In the past couple of weeks, I’ve encountered a lot of admirable people working to champion the equal worth and rights of Palestinians. The Palestinian people deserve advocates of that caliber to represent them on college campuses. They deserve better than Students for Justice in Palestine and their apologias for Hamas (an oppressor of Palestinians) and its atrocities against Israel.

Nevertheless, safeguarding the free-speech rights of SJP is important. As the ACLU has put it, “Restricting the speech of one group or individual jeopardizes everyone’s rights because the same laws or regulations used to silence bigots can be used to silence you.” Of course, critics of SJP could reasonably argue that although its free-speech rights should be protected, no matter how odious its viewpoints, material support for an organization like Hamas would cross a line.

Helping a terrorist organization carry out an attack should certainly be illegal. I think prohibitions against sending money to terrorist organizations are generally prudent too, even though I worry about whether the government can be trusted to decide which organizations to designate.
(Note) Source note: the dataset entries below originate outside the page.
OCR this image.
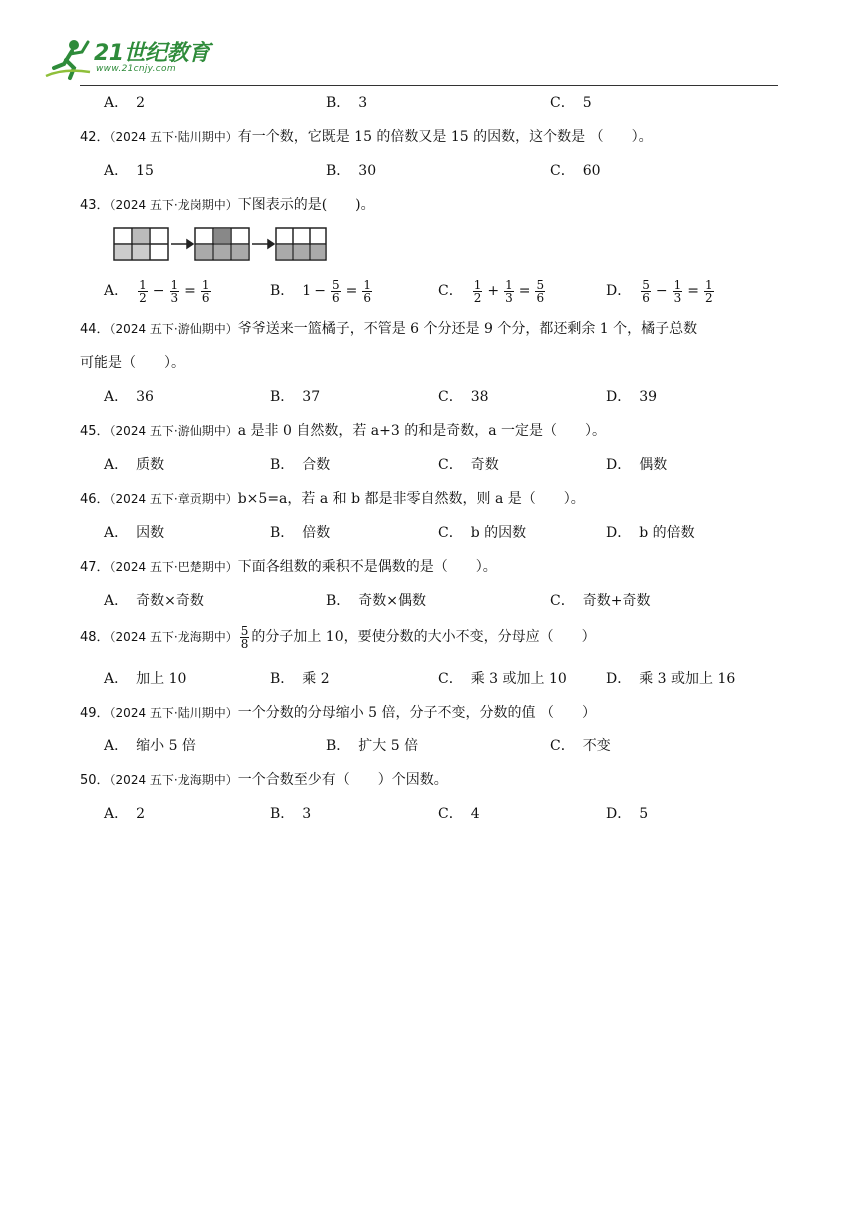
21世纪教育
www.21cnjy.com
A． 2	B． 3	C． 5
42．（2024 五下·陆川期中）有一个数，它既是 15 的倍数又是 15 的因数，这个数是 （　　）。
A． 15	B． 30	C． 60
43．（2024 五下·龙岗期中）下图表示的是(　　)。
A． $\frac{1}{2} - \frac{1}{3} = \frac{1}{6}$	B． $1 - \frac{5}{6} = \frac{1}{6}$	C． $\frac{1}{2} + \frac{1}{3} = \frac{5}{6}$	D． $\frac{5}{6} - \frac{1}{3} = \frac{1}{2}$
44．（2024 五下·游仙期中）爷爷送来一篮橘子，不管是 6 个分还是 9 个分，都还剩余 1 个，橘子总数
可能是（　　）。
A． 36	B． 37	C． 38	D． 39
45．（2024 五下·游仙期中）a 是非 0 自然数，若 a+3 的和是奇数，a 一定是（　　）。
A． 质数	B． 合数	C． 奇数	D． 偶数
46．（2024 五下·章贡期中）b×5=a，若 a 和 b 都是非零自然数，则 a 是（　　）。
A． 因数	B． 倍数	C． b 的因数	D． b 的倍数
47．（2024 五下·巴楚期中）下面各组数的乘积不是偶数的是（　　）。
A． 奇数×奇数	B． 奇数×偶数	C． 奇数+奇数
48．（2024 五下·龙海期中） $\frac{5}{8}$ 的分子加上 10，要使分数的大小不变，分母应（　　）
A． 加上 10	B． 乘 2	C． 乘 3 或加上 10	D． 乘 3 或加上 16
49．（2024 五下·陆川期中）一个分数的分母缩小 5 倍，分子不变，分数的值 （　　）
A． 缩小 5 倍	B． 扩大 5 倍	C． 不变
50．（2024 五下·龙海期中）一个合数至少有（　　）个因数。
A． 2	B． 3	C． 4	D． 5
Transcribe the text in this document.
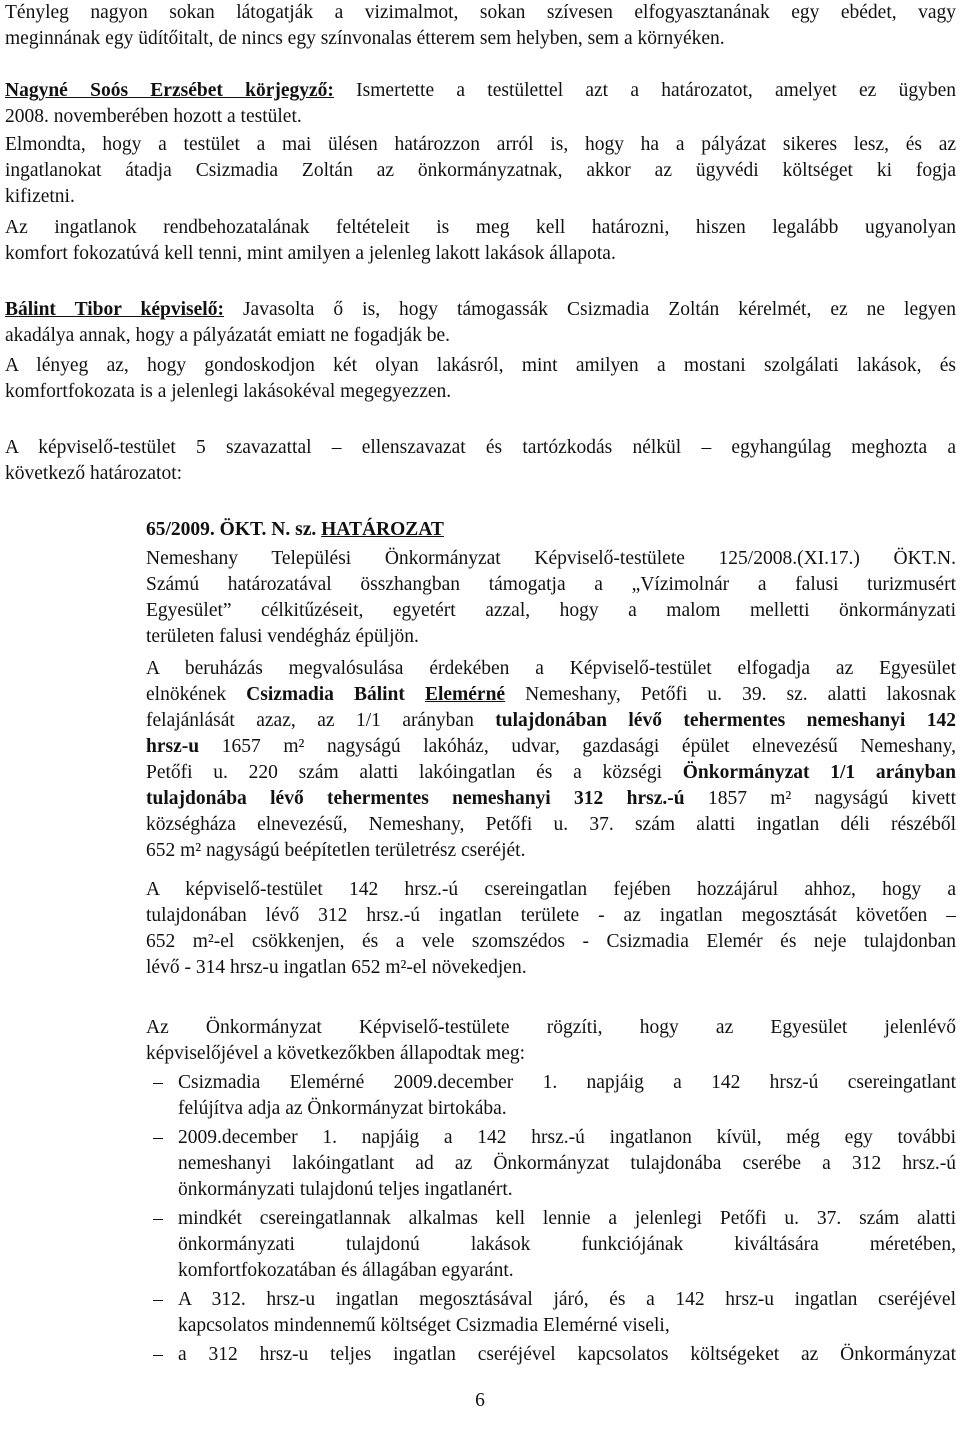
Tényleg nagyon sokan látogatják a vizimalmot, sokan szívesen elfogyasztanának egy ebédet, vagy
meginnának egy üdítőitalt, de nincs egy színvonalas étterem sem helyben, sem a környéken.
Nagyné Soós Erzsébet körjegyző: Ismertette a testülettel azt a határozatot, amelyet ez ügyben
2008. novemberében hozott a testület.
Elmondta, hogy a testület a mai ülésen határozzon arról is, hogy ha a pályázat sikeres lesz, és az
ingatlanokat átadja Csizmadia Zoltán az önkormányzatnak, akkor az ügyvédi költséget ki fogja
kifizetni.
Az ingatlanok rendbehozatalának feltételeit is meg kell határozni, hiszen legalább ugyanolyan
komfort fokozatúvá kell tenni, mint amilyen a jelenleg lakott lakások állapota.
Bálint Tibor képviselő: Javasolta ő is, hogy támogassák Csizmadia Zoltán kérelmét, ez ne legyen
akadálya annak, hogy a pályázatát emiatt ne fogadják be.
A lényeg az, hogy gondoskodjon két olyan lakásról, mint amilyen a mostani szolgálati lakások, és
komfortfokozata is a jelenlegi lakásokéval megegyezzen.
A képviselő-testület 5 szavazattal – ellenszavazat és tartózkodás nélkül – egyhangúlag meghozta a
következő határozatot:
65/2009. ÖKT. N. sz. HATÁROZAT
Nemeshany Települési Önkormányzat Képviselő-testülete 125/2008.(XI.17.) ÖKT.N.
Számú határozatával összhangban támogatja a „Vízimolnár a falusi turizmusért
Egyesület” célkitűzéseit, egyetért azzal, hogy a malom melletti önkormányzati
területen falusi vendégház épüljön.
A beruházás megvalósulása érdekében a Képviselő-testület elfogadja az Egyesület
elnökének Csizmadia Bálint Elemérné Nemeshany, Petőfi u. 39. sz. alatti lakosnak
felajánlását azaz, az 1/1 arányban tulajdonában lévő tehermentes nemeshanyi 142
hrsz-u 1657 m² nagyságú lakóház, udvar, gazdasági épület elnevezésű Nemeshany,
Petőfi u. 220 szám alatti lakóingatlan és a községi Önkormányzat 1/1 arányban
tulajdonába lévő tehermentes nemeshanyi 312 hrsz.-ú 1857 m² nagyságú kivett
községháza elnevezésű, Nemeshany, Petőfi u. 37. szám alatti ingatlan déli részéből
652 m² nagyságú beépítetlen területrész cseréjét.
A képviselő-testület 142 hrsz.-ú csereingatlan fejében hozzájárul ahhoz, hogy a
tulajdonában lévő 312 hrsz.-ú ingatlan területe - az ingatlan megosztását követően –
652 m²-el csökkenjen, és a vele szomszédos - Csizmadia Elemér és neje tulajdonban
lévő - 314 hrsz-u ingatlan 652 m²-el növekedjen.
Az Önkormányzat Képviselő-testülete rögzíti, hogy az Egyesület jelenlévő
képviselőjével a következőkben állapodtak meg:
– Csizmadia Elemérné 2009.december 1. napjáig a 142 hrsz-ú csereingatlant
felújítva adja az Önkormányzat birtokába.
– 2009.december 1. napjáig a 142 hrsz.-ú ingatlanon kívül, még egy további
nemeshanyi lakóingatlant ad az Önkormányzat tulajdonába cserébe a 312 hrsz.-ú
önkormányzati tulajdonú teljes ingatlanért.
– mindkét csereingatlannak alkalmas kell lennie a jelenlegi Petőfi u. 37. szám alatti
önkormányzati tulajdonú lakások funkciójának kiváltására méretében,
komfortfokozatában és állagában egyaránt.
– A 312. hrsz-u ingatlan megosztásával járó, és a 142 hrsz-u ingatlan cseréjével
kapcsolatos mindennemű költséget Csizmadia Elemérné viseli,
– a 312 hrsz-u teljes ingatlan cseréjével kapcsolatos költségeket az Önkormányzat
6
But I think America would be better off if its material-support laws carved out mere speech that would otherwise be protected, or at least defined coordination clearly and narrowly.

I would prefer that the worst ideas harbored by Students for Justice in Palestine be aired and defeated, not suppressed, regardless of what Hamas wants. More broadly, criminalizing or seeming to criminalize either side of the Israel-Palestine debate would be a disaster for the United States. Its most immediate effect would be further radicalization, not mediation. In the long run, it would create competition among many factions in many sorts of conflicts to officially designate more entities as terrorists as a tactic to chill political speech and other activism.

Laying out all the details of this matter forces everyone evaluating Florida’s actions to examine the appalling ways that SJP asserts solidarity with what Hamas did on October 7. So I understand why Governor DeSantis might conclude that picking this fight will be a political win, even if Florida’s SJP chapters prevail in court. But Florida’s approach is bad for the country, and in a perverse way, good for Students for Justice in Palestine—allowing the group to make news as a free-speech victim when it was making news as a war-crime apologist.